The configurable vs. customizable battle isn’t quite as dramatic or entertaining as that of Batman vs. Superman, but it’s a pretty big battle in the HR technology world.
I can’t even tell you how many vendor demos I’ve sat in on and heard the salesperson throw out the descriptors “configurable” and “customizable,” even using the two words interchangeably. Although according to your thesaurus, they are synonyms, this is not the case when we describe HR technology systems or most software systems for that matter. The words are definitely descriptors for HR technology functionality, but they don’t convey the same offerings. Keep reading to find out we perceive the difference between the two to be, so the next time you hear a vendor drop either of the terms, you’ll have the knowledge to question what he or she actually means. Knowledge is power, and, in this case, it might be your vendor’s kryptonite.
When vendors describe their systems as configurable, they mean the system is essentially complete and only needs a few fine tunes to fit a client’s specific needs. Generally the fine tunes are specific tweaks in the system allowing some personalization to specific behaviors or features – a vendor provided menu of areas that can be configured, so to speak.
For example, when buying a new car, you are given the option to select the color of the car, whether or not you want a sunroof, OnStar, built-in navigation or leather interior. The car is essentially the same- same body, tires, engine, etc., but you have the ability to make a few tweaks to personalize it to your tastes or needs.
With HR technology, configuration allows you to configure a few features to your specific needs and gives you the ability to add industry specific features. For example, you can change the color palate and fonts of your benefits website and add your company logo. Configuring a new hire process or termination workflow would be a few additional examples.
In the HR technology industry, vendors have spotted areas where clients commonly desire to customize features and have made those features more flexible to change without having to go in and recode. Configuration tends to save time and money because less backend coding and implementation is required, which is why it is a more favored approach for SaaS vendors. With more HR technology vendors moving to the SaaS model, all updates for all clients are being done at the same time, which makes it easier on the vendor and the clients to use configuration.
One drawback to HR technology configuration is that it may require depth and detail in the initial deployment, which might require specialized, highly trained people to know “which switches to switch.” Most vendors have trained implementation teams to “switch the switches,” so employer resources aren’t required to have the training and knowledge to do so.
When a system is described as customizable, the vendor is saying that the system isn’t fully complete and will require further development to meet the client’s needs. The system will require custom coding and implementation, but you are able to change more items than the configurable “menu of options.”
Sticking with our automotive analogy, if you were customizing a car, you would buy the body of a car, but add an engine you built yourself, swap out your standard tires with some performance tires and have red flames painted on the sides to create a customized car. The tweaks you are making are a little more labor intensive and aren’t standard options to change.

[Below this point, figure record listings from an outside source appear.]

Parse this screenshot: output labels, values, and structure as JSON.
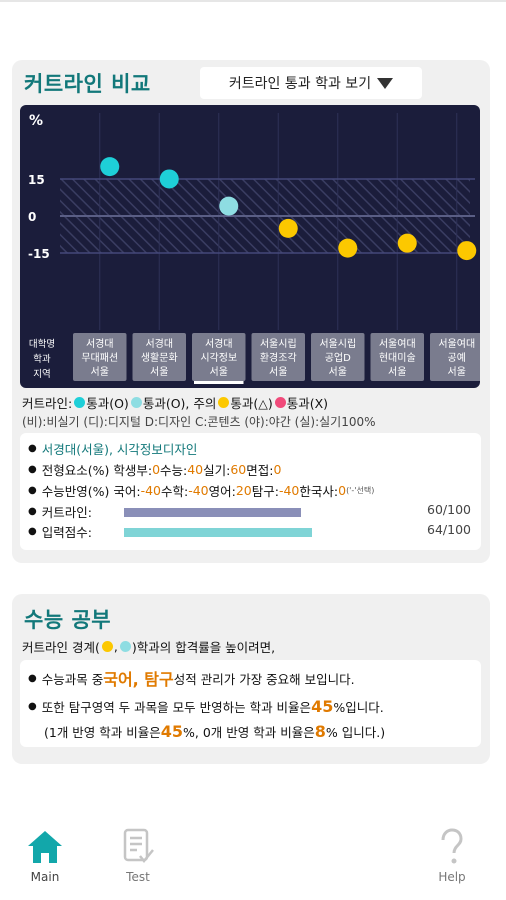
{
  "comparison": {
    "title": "커트라인 비교",
    "dropdown_label": "커트라인 통과 학과 보기",
    "legend": {
      "prefix": "커트라인:",
      "items": [
        "통과(O)",
        "통과(O), 주의",
        "통과(△)",
        "통과(X)"
      ],
      "colors": [
        "#1ecfd8",
        "#8edde2",
        "#fcc800",
        "#f04a7a"
      ],
      "note": "(비):비실기 (디):디지털 D:디자인 C:콘텐츠 (야):야간 (실):실기100%"
    },
    "region_header": [
      "대학명",
      "학과",
      "지역"
    ],
    "selected": {
      "name": "서경대(서울), 시각정보디자인",
      "lines": [
        {
          "label": "전형요소(%) 학생부:",
          "parts": [
            {
              "t": "0",
              "h": true
            },
            {
              "t": " 수능:",
              "h": false
            },
            {
              "t": "40",
              "h": true
            },
            {
              "t": " 실기:",
              "h": false
            },
            {
              "t": "60",
              "h": true
            },
            {
              "t": " 면접:",
              "h": false
            },
            {
              "t": "0",
              "h": true
            }
          ]
        },
        {
          "label": "수능반영(%) 국어:",
          "parts": [
            {
              "t": "-40",
              "h": true
            },
            {
              "t": " 수학:",
              "h": false
            },
            {
              "t": "-40",
              "h": true
            },
            {
              "t": " 영어:",
              "h": false
            },
            {
              "t": "20",
              "h": true
            },
            {
              "t": " 탐구:",
              "h": false
            },
            {
              "t": "-40",
              "h": true
            },
            {
              "t": " 한국사:",
              "h": false
            },
            {
              "t": "0",
              "h": true
            }
          ]
        }
      ],
      "select_note": "('-'선택)",
      "cutline_label": "커트라인:",
      "cutline_value": "60/100",
      "cutline_ratio": 0.6,
      "input_label": "입력점수:",
      "input_value": "64/100",
      "input_ratio": 0.64
    }
  },
  "chart_data": {
    "type": "scatter",
    "ylabel": "%",
    "yticks": [
      "15",
      "0",
      "-15"
    ],
    "ylim": [
      -30,
      35
    ],
    "grid": true,
    "categories": [
      "서경대\n무대패션\n서울",
      "서경대\n생활문화\n서울",
      "서경대\n시각정보\n서울",
      "서울시립\n환경조각\n서울",
      "서울시립\n공업D\n서울",
      "서울여대\n현대미술\n서울",
      "서울여대\n공예\n서울"
    ],
    "values": [
      20,
      15,
      4,
      -5,
      -13,
      -11,
      -14
    ],
    "point_colors": [
      "#1ecfd8",
      "#1ecfd8",
      "#8edde2",
      "#fcc800",
      "#fcc800",
      "#fcc800",
      "#fcc800"
    ],
    "selected_index": 2
  },
  "study": {
    "title": "수능 공부",
    "intro_before": "커트라인 경계(",
    "intro_after": ")학과의 합격률을 높이려면,",
    "intro_colors": [
      "#fcc800",
      "#8edde2"
    ],
    "tip1_pre": "수능과목 중 ",
    "tip1_hl": "국어, 탐구",
    "tip1_post": " 성적 관리가 가장 중요해 보입니다.",
    "tip2_pre": "또한 탐구영역 두 과목을 모두 반영하는 학과 비율은 ",
    "tip2_hl": "45",
    "tip2_post": "%입니다.",
    "tip3_a": "(1개 반영 학과 비율은 ",
    "tip3_b": "45",
    "tip3_c": "%, 0개 반영 학과 비율은",
    "tip3_d": "8",
    "tip3_e": "% 입니다.)"
  },
  "nav": {
    "main": "Main",
    "test": "Test",
    "help": "Help"
  }
}
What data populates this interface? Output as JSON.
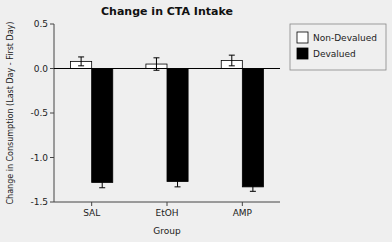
{
  "chart_data": {
    "type": "bar",
    "title": "Change in CTA Intake",
    "xlabel": "Group",
    "ylabel": "Change in Consumption (Last Day - First Day)",
    "categories": [
      "SAL",
      "EtOH",
      "AMP"
    ],
    "series": [
      {
        "name": "Non-Devalued",
        "color": "#ffffff",
        "values": [
          0.08,
          0.05,
          0.09
        ],
        "errors": [
          0.05,
          0.07,
          0.06
        ]
      },
      {
        "name": "Devalued",
        "color": "#000000",
        "values": [
          -1.28,
          -1.27,
          -1.33
        ],
        "errors": [
          0.06,
          0.06,
          0.05
        ]
      }
    ],
    "ylim": [
      -1.5,
      0.5
    ],
    "yticks": [
      -1.5,
      {
        "value": -1.0,
        "label": "-1.0"
      },
      -0.5,
      {
        "value": 0.0,
        "label": "0.0"
      },
      0.5
    ],
    "grid": false,
    "legend": "right"
  }
}
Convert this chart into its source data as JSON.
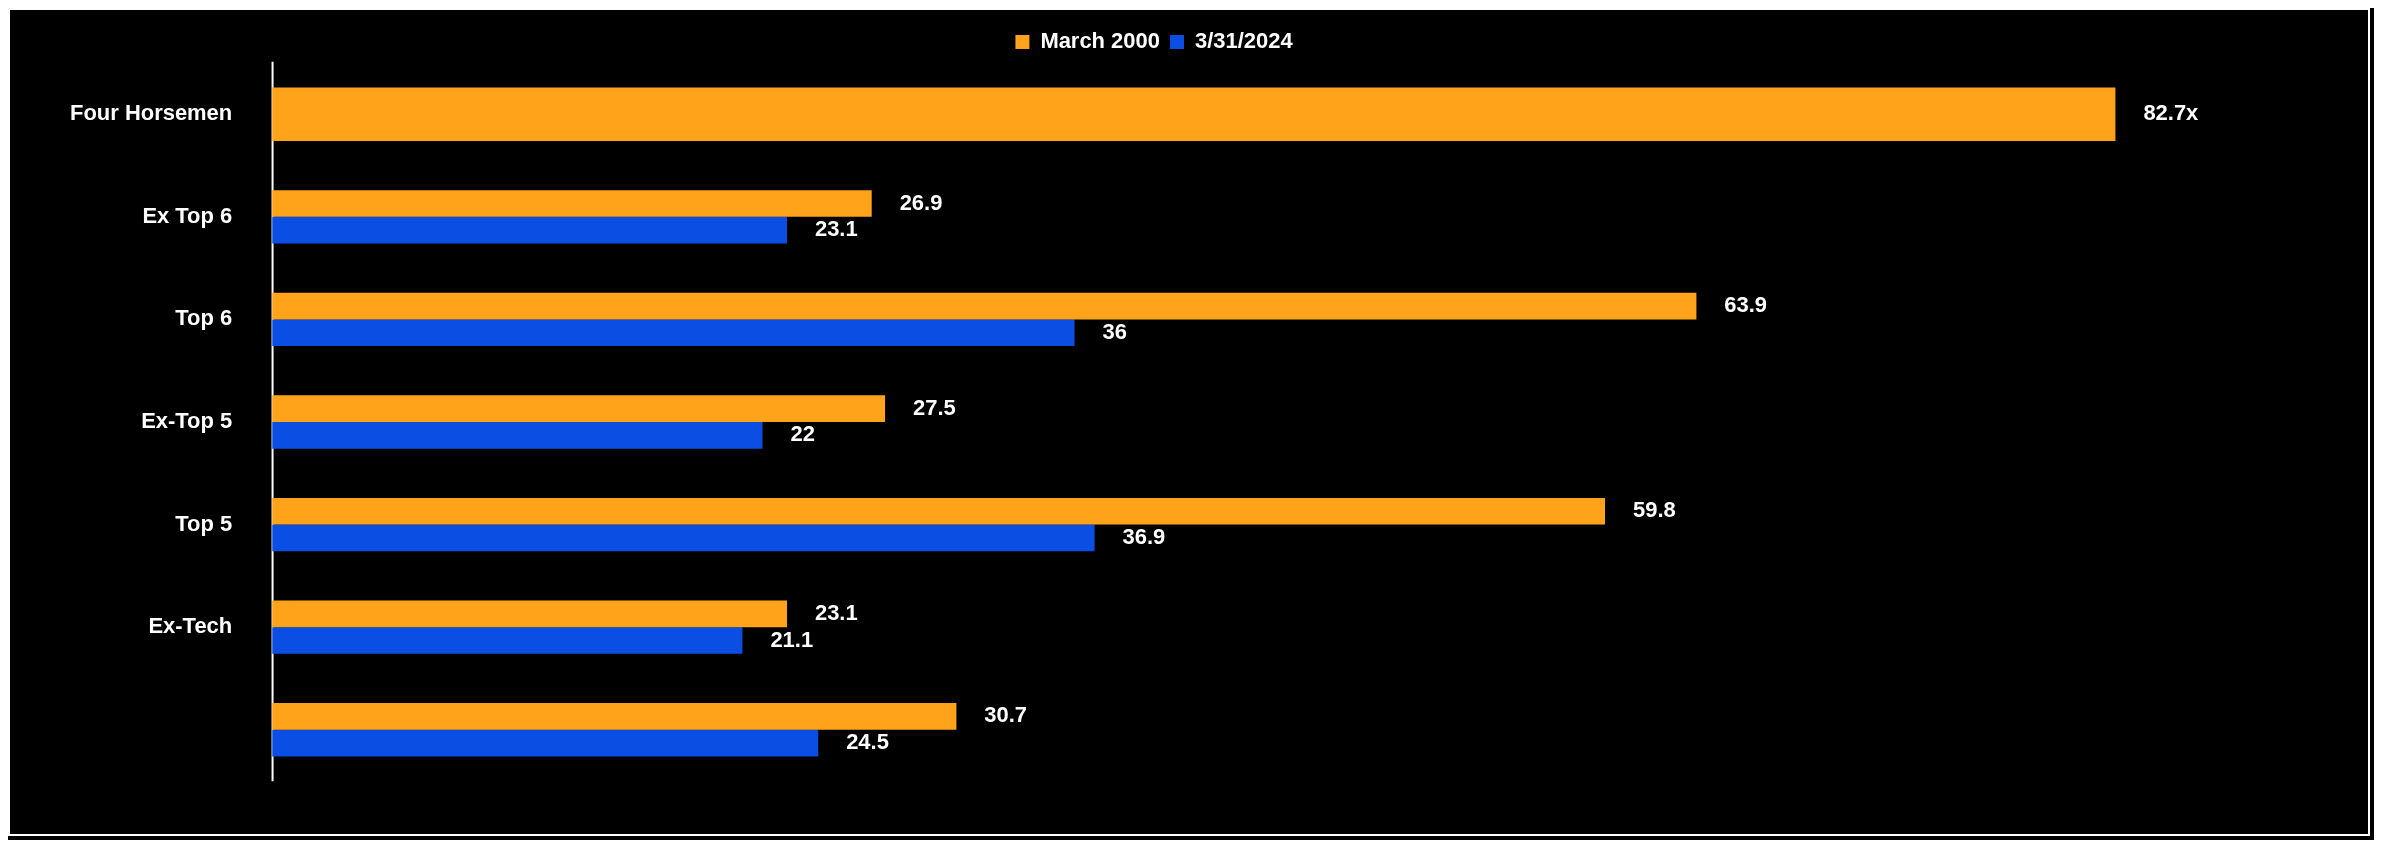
{
  "chart_data": {
    "type": "bar",
    "orientation": "horizontal",
    "categories": [
      "Four Horsemen",
      "Ex Top 6",
      "Top 6",
      "Ex-Top 5",
      "Top 5",
      "Ex-Tech",
      null
    ],
    "series": [
      {
        "name": "March 2000",
        "color": "#ffa31a",
        "values": [
          82.7,
          26.9,
          63.9,
          27.5,
          59.8,
          23.1,
          30.7
        ],
        "value_labels": [
          "82.7x",
          "26.9",
          "63.9",
          "27.5",
          "59.8",
          "23.1",
          "30.7"
        ]
      },
      {
        "name": "3/31/2024",
        "color": "#0a4ee4",
        "values": [
          null,
          23.1,
          36,
          22,
          36.9,
          21.1,
          24.5
        ],
        "value_labels": [
          null,
          "23.1",
          "36",
          "22",
          "36.9",
          "21.1",
          "24.5"
        ]
      }
    ],
    "legend": "top",
    "tick_labels": "y"
  }
}
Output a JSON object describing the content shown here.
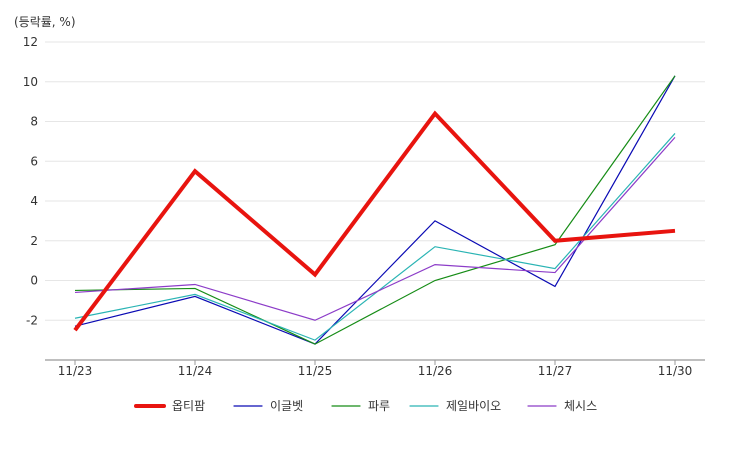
{
  "chart_data": {
    "type": "line",
    "ylabel": "(등락률, %)",
    "categories": [
      "11/23",
      "11/24",
      "11/25",
      "11/26",
      "11/27",
      "11/30"
    ],
    "ylim": [
      -4,
      12
    ],
    "yticks": [
      -2,
      0,
      2,
      4,
      6,
      8,
      10,
      12
    ],
    "grid": true,
    "legend_position": "bottom",
    "series": [
      {
        "name": "옵티팜",
        "color": "#e8140f",
        "width": 4,
        "values": [
          -2.5,
          5.5,
          0.3,
          8.4,
          2.0,
          2.5
        ]
      },
      {
        "name": "이글벳",
        "color": "#0a0ab4",
        "width": 1.2,
        "values": [
          -2.3,
          -0.8,
          -3.2,
          3.0,
          -0.3,
          10.3
        ]
      },
      {
        "name": "파루",
        "color": "#168c16",
        "width": 1.2,
        "values": [
          -0.5,
          -0.4,
          -3.2,
          0.0,
          1.8,
          10.3
        ]
      },
      {
        "name": "제일바이오",
        "color": "#2ab4b4",
        "width": 1.2,
        "values": [
          -1.9,
          -0.7,
          -3.0,
          1.7,
          0.6,
          7.4
        ]
      },
      {
        "name": "체시스",
        "color": "#8c3cc8",
        "width": 1.2,
        "values": [
          -0.6,
          -0.2,
          -2.0,
          0.8,
          0.4,
          7.2
        ]
      }
    ]
  }
}
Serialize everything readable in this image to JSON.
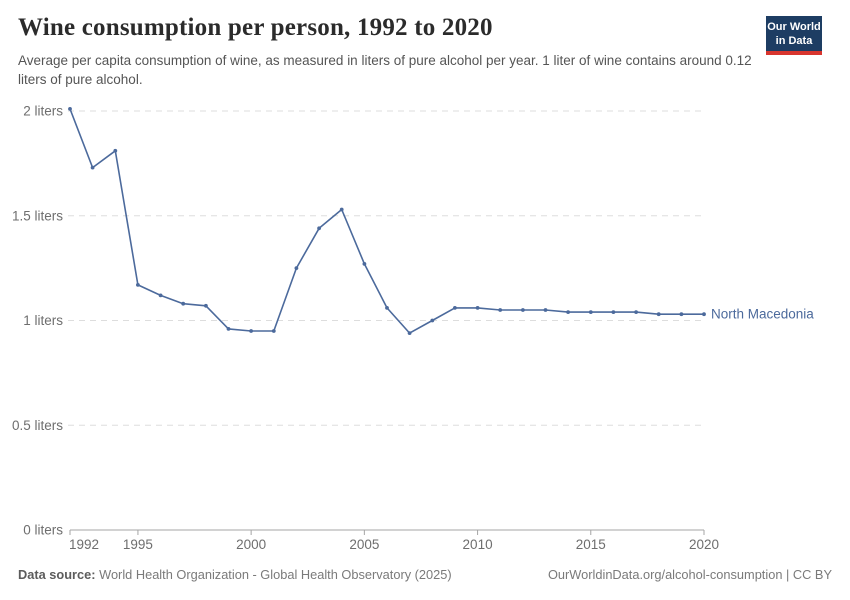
{
  "header": {
    "title": "Wine consumption per person, 1992 to 2020",
    "subtitle": "Average per capita consumption of wine, as measured in liters of pure alcohol per year. 1 liter of wine contains around 0.12 liters of pure alcohol."
  },
  "logo": {
    "line1": "Our World",
    "line2": "in Data",
    "bg_color": "#1d3d63",
    "accent_color": "#d8352e"
  },
  "chart_data": {
    "type": "line",
    "title": "Wine consumption per person, 1992 to 2020",
    "xlabel": "",
    "ylabel": "",
    "xlim": [
      1992,
      2020
    ],
    "ylim": [
      0,
      2
    ],
    "grid": "horizontal-dashed",
    "legend_position": "end-of-line-label",
    "x_ticks": [
      1992,
      1995,
      2000,
      2005,
      2010,
      2015,
      2020
    ],
    "y_ticks": [
      {
        "value": 0,
        "label": "0 liters"
      },
      {
        "value": 0.5,
        "label": "0.5 liters"
      },
      {
        "value": 1,
        "label": "1 liters"
      },
      {
        "value": 1.5,
        "label": "1.5 liters"
      },
      {
        "value": 2,
        "label": "2 liters"
      }
    ],
    "x": [
      1992,
      1993,
      1994,
      1995,
      1996,
      1997,
      1998,
      1999,
      2000,
      2001,
      2002,
      2003,
      2004,
      2005,
      2006,
      2007,
      2008,
      2009,
      2010,
      2011,
      2012,
      2013,
      2014,
      2015,
      2016,
      2017,
      2018,
      2019,
      2020
    ],
    "series": [
      {
        "name": "North Macedonia",
        "color": "#4c6a9c",
        "values": [
          2.01,
          1.73,
          1.81,
          1.17,
          1.12,
          1.08,
          1.07,
          0.96,
          0.95,
          0.95,
          1.25,
          1.44,
          1.53,
          1.27,
          1.06,
          0.94,
          1.0,
          1.06,
          1.06,
          1.05,
          1.05,
          1.05,
          1.04,
          1.04,
          1.04,
          1.04,
          1.03,
          1.03,
          1.03
        ]
      }
    ],
    "axis_color": "#a5a5a5",
    "grid_color": "#dddddd",
    "tick_label_color": "#6e6e6e"
  },
  "footer": {
    "datasource_label": "Data source:",
    "datasource_text": "World Health Organization - Global Health Observatory (2025)",
    "link": "OurWorldinData.org/alcohol-consumption",
    "license_suffix": " | CC BY"
  }
}
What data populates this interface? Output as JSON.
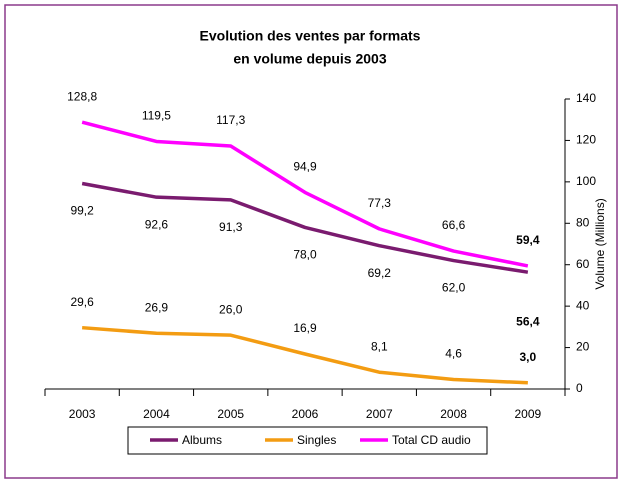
{
  "chart_data": {
    "type": "line",
    "title": [
      "Evolution des ventes par formats",
      "en volume depuis 2003"
    ],
    "y_axis_label": "Volume (Millions)",
    "categories": [
      "2003",
      "2004",
      "2005",
      "2006",
      "2007",
      "2008",
      "2009"
    ],
    "series": [
      {
        "name": "Albums",
        "color": "#7a1b6f",
        "values": [
          99.2,
          92.6,
          91.3,
          78.0,
          69.2,
          62.0,
          56.4
        ],
        "value_labels": [
          "99,2",
          "92,6",
          "91,3",
          "78,0",
          "69,2",
          "62,0",
          "56,4"
        ]
      },
      {
        "name": "Singles",
        "color": "#f39c12",
        "values": [
          29.6,
          26.9,
          26.0,
          16.9,
          8.1,
          4.6,
          3.0
        ],
        "value_labels": [
          "29,6",
          "26,9",
          "26,0",
          "16,9",
          "8,1",
          "4,6",
          "3,0"
        ]
      },
      {
        "name": "Total CD audio",
        "color": "#ff00ff",
        "values": [
          128.8,
          119.5,
          117.3,
          94.9,
          77.3,
          66.6,
          59.4
        ],
        "value_labels": [
          "128,8",
          "119,5",
          "117,3",
          "94,9",
          "77,3",
          "66,6",
          "59,4"
        ]
      }
    ],
    "ylim": [
      0,
      140
    ],
    "yticks": [
      0,
      20,
      40,
      60,
      80,
      100,
      120,
      140
    ],
    "y_axis_side": "right",
    "grid": false,
    "legend": "bottom"
  }
}
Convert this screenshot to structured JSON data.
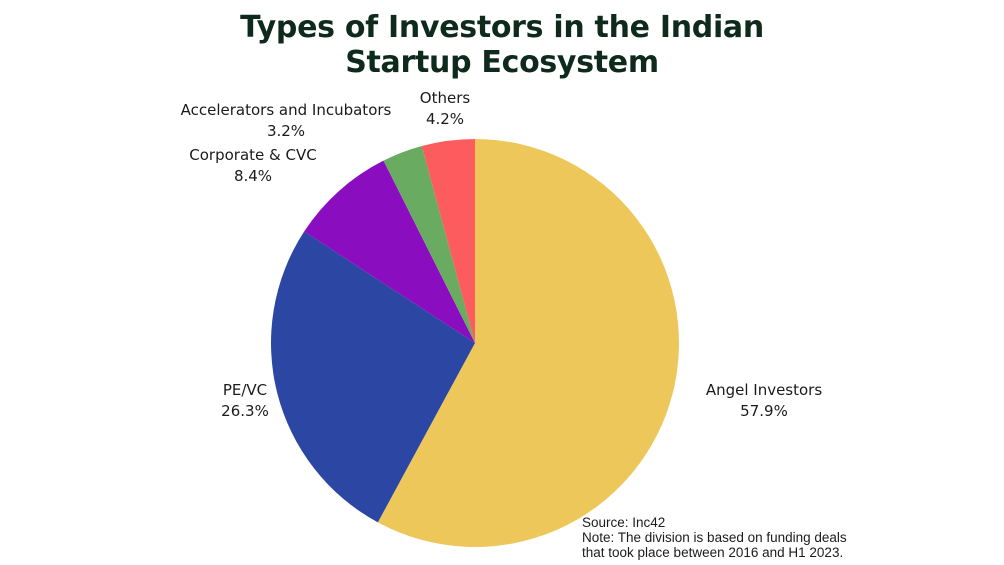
{
  "chart_data": {
    "type": "pie",
    "title_lines": [
      "Types of Investors in the Indian",
      "Startup Ecosystem"
    ],
    "slices": [
      {
        "label": "Angel Investors",
        "value": 57.9,
        "value_label": "57.9%",
        "color": "#eec75a"
      },
      {
        "label": "PE/VC",
        "value": 26.3,
        "value_label": "26.3%",
        "color": "#2b47a3"
      },
      {
        "label": "Corporate & CVC",
        "value": 8.4,
        "value_label": "8.4%",
        "color": "#8a0dbf"
      },
      {
        "label": "Accelerators and Incubators",
        "value": 3.2,
        "value_label": "3.2%",
        "color": "#69ac61"
      },
      {
        "label": "Others",
        "value": 4.2,
        "value_label": "4.2%",
        "color": "#fc5c5e"
      }
    ],
    "start": "12 o'clock",
    "direction": "clockwise"
  },
  "source": {
    "line1": "Source: Inc42",
    "line2": "Note: The division is based on funding deals",
    "line3": "that took place between 2016 and H1 2023."
  }
}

In HR technology, customization provides employers a way to differentiate their systems but also requires more time and backend coding to achieve the desired customizations. Because customization requires vendors to write coding, thus making implementation work and time greater, customization tends to be more expensive than configuration. The custom coding allows users to change bigger things like the layout of the system, the performance management review form, the way data from third party systems are received and displayed and more. Until fairly recently, HR technology systems have been premise-based (you purchase the system and house it internally versus Saas or cloud-based solutions). Because each individual client owns its own instance of the system, customization among premise-based solutions was really popular.
Some drawbacks to customization include how expensive it can be to achieve and maintain a customized system. Customization may also require additional IT resources to maintain the system, and upgrades can be more challenging. You risk your customized changes and custom coding not working properly after implementation or upgrades; extra validation steps are required with customized systems to ensure that they will work properly. There are ways vendors can offer customizations that won’t be impacted by system updates, but it is a question that will need to be asked of the vendor.
The HR technology vendors we work with tend to prefer configurable systems. However, despite having some configurable features, some employers still might need some customization in a specific area.
The difference between configurable and customizable really comes down to providing more options to design specific applications or functionalities for specific needs vs. coding and developing to a client’s specific needs. Knowing the difference between the two is really more than being able to call your vendors out on whether they know the difference between the two; it’s important to understand the difference so that when a vendor does promote one or the other, you know exactly what you are getting, how much tweaking you can do and how much it will cost to make system tweaks to meet your needs.